I also have a lot to say about what the state should and shouldn't be doing to maximize the general health/nutrition/fitness of the population, but we can leave that for another post :).
> New regulation to ban copays and set a mandatory floor on deductibles (say, $10k)
I like everything here except this. Won't a significant amount of healthcare (grouped by specialization, hospital, etc) still be funded by insurance and be outside the reach of market forces?
I am also curious whether there are barriers to producers of medicine, healthcare supply, etc from disrupting existing overpriced producers.
Possibly; I'm not at all an expert on the subject. My goal more directly with that was to ensure that insurance premiums would ultimately be used only to pay for emergency care rather than routine/preventive or elective care. Someone with deeper subject matter knowledge might be able to tweak or flesh it out to better achieve the intended purpose.
I've never received significant health care in another country, so I can't say how the US system differs from others with any expertise. But I can say how US health care differs from just about anything else I spend money on:
1. I don't really get to shop for health insurance providers. My employer picks one, maybe two plans, and I can take it or leave it. If I leave it, I am leaving at least $10,000/year on the table, so I generally take it.
2. Even when I am on the market, the phenomenon in #1 does weird things. Once upon a time, when I was choosing my own health insurance, I started a new job with health insurance benefits that I did choose to take. But my start date was toward the beginning of the month, my old insurance wouldn't let me do a partial month, and the new employer wouldn't let me delay opting for coverage. So I was essentially forced to own two health insurance plans simultaneously for a period of time.
3. Nobody knows what care will cost ahead of time, which makes it impossible for me to make any informed economic decisions. I need to see a physical therapist. I called a few places to shop for prices. They all know what the rate for uninsured people is, but the only way we can find out what it will cost with my insurance is if I receive care, they submit a claim, and then we all find out together what the price was, after the fact.
4. #3 creates a situation where they can hide all sorts of excessive charges. When my first child was born, I got lessons on how to give him a bath and change his diaper. Both of which I already knew; I was really just going along with the lessons to be polite.
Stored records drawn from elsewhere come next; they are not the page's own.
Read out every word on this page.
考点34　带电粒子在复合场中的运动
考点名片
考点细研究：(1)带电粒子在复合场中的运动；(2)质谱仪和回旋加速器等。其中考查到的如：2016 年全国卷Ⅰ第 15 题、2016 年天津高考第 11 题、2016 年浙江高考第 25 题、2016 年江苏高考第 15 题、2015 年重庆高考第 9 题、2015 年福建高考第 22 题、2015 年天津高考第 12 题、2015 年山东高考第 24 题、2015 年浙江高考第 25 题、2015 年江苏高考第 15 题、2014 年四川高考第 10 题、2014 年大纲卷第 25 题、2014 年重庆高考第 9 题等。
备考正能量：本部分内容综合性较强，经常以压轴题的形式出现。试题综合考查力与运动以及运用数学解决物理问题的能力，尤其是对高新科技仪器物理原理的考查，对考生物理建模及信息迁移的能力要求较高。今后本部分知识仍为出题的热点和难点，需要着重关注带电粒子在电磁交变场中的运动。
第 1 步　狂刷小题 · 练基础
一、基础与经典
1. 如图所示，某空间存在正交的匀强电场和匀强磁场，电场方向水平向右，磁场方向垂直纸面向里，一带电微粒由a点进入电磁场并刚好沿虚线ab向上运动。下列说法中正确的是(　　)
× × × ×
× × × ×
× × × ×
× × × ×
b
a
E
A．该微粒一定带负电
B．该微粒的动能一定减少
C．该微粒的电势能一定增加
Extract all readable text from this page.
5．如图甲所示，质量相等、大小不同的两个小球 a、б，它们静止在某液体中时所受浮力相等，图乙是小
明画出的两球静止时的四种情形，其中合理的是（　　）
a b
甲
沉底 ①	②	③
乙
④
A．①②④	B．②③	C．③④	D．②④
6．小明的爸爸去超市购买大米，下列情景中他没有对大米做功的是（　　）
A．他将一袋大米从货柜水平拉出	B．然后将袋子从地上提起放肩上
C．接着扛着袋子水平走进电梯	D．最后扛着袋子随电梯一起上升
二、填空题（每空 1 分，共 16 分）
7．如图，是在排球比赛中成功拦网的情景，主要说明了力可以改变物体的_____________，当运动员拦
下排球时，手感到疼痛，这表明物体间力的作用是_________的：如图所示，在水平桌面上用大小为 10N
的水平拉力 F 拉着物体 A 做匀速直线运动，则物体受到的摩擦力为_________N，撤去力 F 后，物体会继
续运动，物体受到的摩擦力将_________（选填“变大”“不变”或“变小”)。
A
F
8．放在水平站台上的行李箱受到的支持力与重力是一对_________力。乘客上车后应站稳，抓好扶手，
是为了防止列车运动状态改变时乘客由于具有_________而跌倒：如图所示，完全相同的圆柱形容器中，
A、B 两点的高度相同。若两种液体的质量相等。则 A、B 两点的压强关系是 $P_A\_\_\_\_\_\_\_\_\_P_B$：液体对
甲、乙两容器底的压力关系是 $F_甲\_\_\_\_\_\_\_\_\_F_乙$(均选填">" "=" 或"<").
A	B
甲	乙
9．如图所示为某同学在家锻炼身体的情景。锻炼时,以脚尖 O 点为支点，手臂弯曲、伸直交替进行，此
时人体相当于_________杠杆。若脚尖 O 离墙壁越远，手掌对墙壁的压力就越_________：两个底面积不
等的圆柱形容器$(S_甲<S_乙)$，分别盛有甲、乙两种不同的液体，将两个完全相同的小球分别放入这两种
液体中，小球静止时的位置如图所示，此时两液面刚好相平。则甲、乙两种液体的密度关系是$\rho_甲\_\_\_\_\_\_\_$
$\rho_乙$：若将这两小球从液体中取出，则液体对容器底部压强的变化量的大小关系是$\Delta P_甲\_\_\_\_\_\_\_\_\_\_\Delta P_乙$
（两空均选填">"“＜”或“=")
I certainly wouldn't have said yes if the hospital had been transparent and up-front about the price tag on this lesson: about $2,000.
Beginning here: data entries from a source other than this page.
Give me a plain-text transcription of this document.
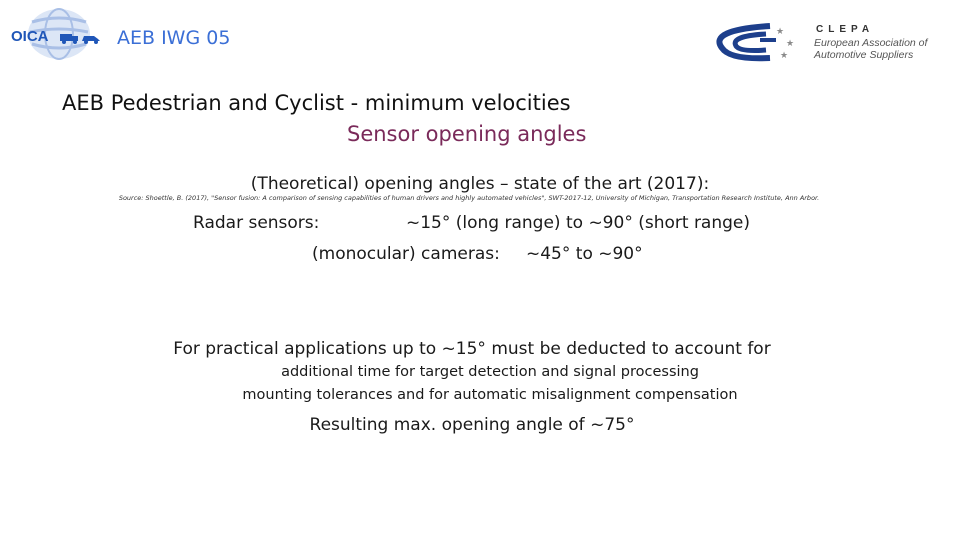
OICA	AEB IWG 05	★
★
★
CLEPA
European Association of
Automotive Suppliers
AEB Pedestrian and Cyclist - minimum velocities
Sensor opening angles
(Theoretical) opening angles – state of the art (2017):
Source: Shoettle, B. (2017), "Sensor fusion: A comparison of sensing capabilities of human drivers and highly automated vehicles", SWT-2017-12, University of Michigan, Transportation Research Institute, Ann Arbor.
Radar sensors:	~15° (long range) to ~90° (short range)
(monocular) cameras: ~45° to ~90°
For practical applications up to ~15° must be deducted to account for
additional time for target detection and signal processing
mounting tolerances and for automatic misalignment compensation
Resulting max. opening angle of ~75°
5. And sure, insurance covered most of it... but that didn't make it free; it just means the price was amortized over a large number of health insurance premiums. Unfortunately, I think that this setup makes it all too easy for us to think of these things as free, which, in turn, reduces public scrutiny over where the money comes from or where it goes.
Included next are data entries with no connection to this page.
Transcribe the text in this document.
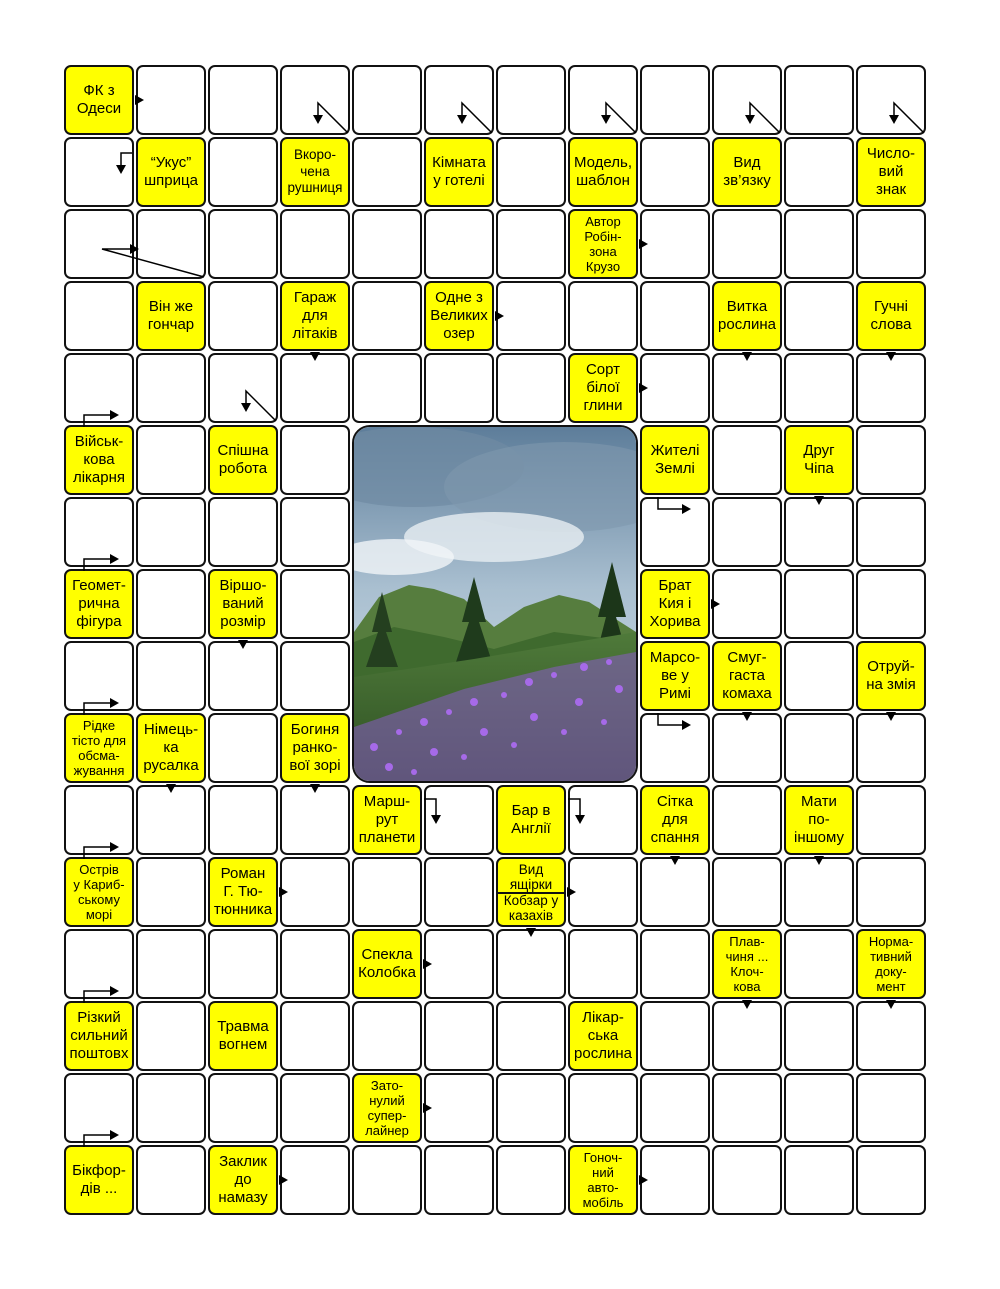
ФК з
Одеси
“Укус”
шприца
Вкоро-
чена
рушниця
Кімната
у готелі
Модель,
шаблон
Вид
зв’язку
Число-
вий
знак
Автор
Робін-
зона
Крузо
Він же
гончар
Гараж
для
літаків
Одне з
Великих
озер
Витка
рослина
Гучні
слова
Сорт
білої
глини
Військ-
кова
лікарня
Спішна
робота
Жителі
Землі
Друг
Чіпа
Геомет-
рична
фігура
Віршо-
ваний
розмір
Брат
Кия і
Хорива
Марсо-
ве у
Римі
Смуг-
гаста
комаха
Отруй-
на змія
Рідке
тісто для
обсма-
жування
Німець-
ка
русалка
Богиня
ранко-
вої зорі
Марш-
рут
планети
Бар в
Англії
Сітка
для
спання
Мати
по-
іншому
Острів
у Кариб-
ському
морі
Роман
Г. Тю-
тюнника
Вид
ящірки
Кобзар у
казахів
Спекла
Колобка
Плав-
чиня ...
Клоч-
кова
Норма-
тивний
доку-
мент
Різкий
сильний
поштовх
Травма
вогнем
Лікар-
ська
рослина
Зато-
нулий
супер-
лайнер
Бікфор-
дів ...
Заклик
до
намазу
Гоноч-
ний
авто-
мобіль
And it just keeps going like that. Compare with signing up for cell phone service. It's a famously sleazy business, but, even with all the hidden fees they like to tack on, at least they're up-front about the basic price of service. With US health care, every fee is a hidden fee. That makes it impossible for consumers to make free, informed decisions, which is the most fundamental precondition that must be satisfied in order for a capitalist market to form.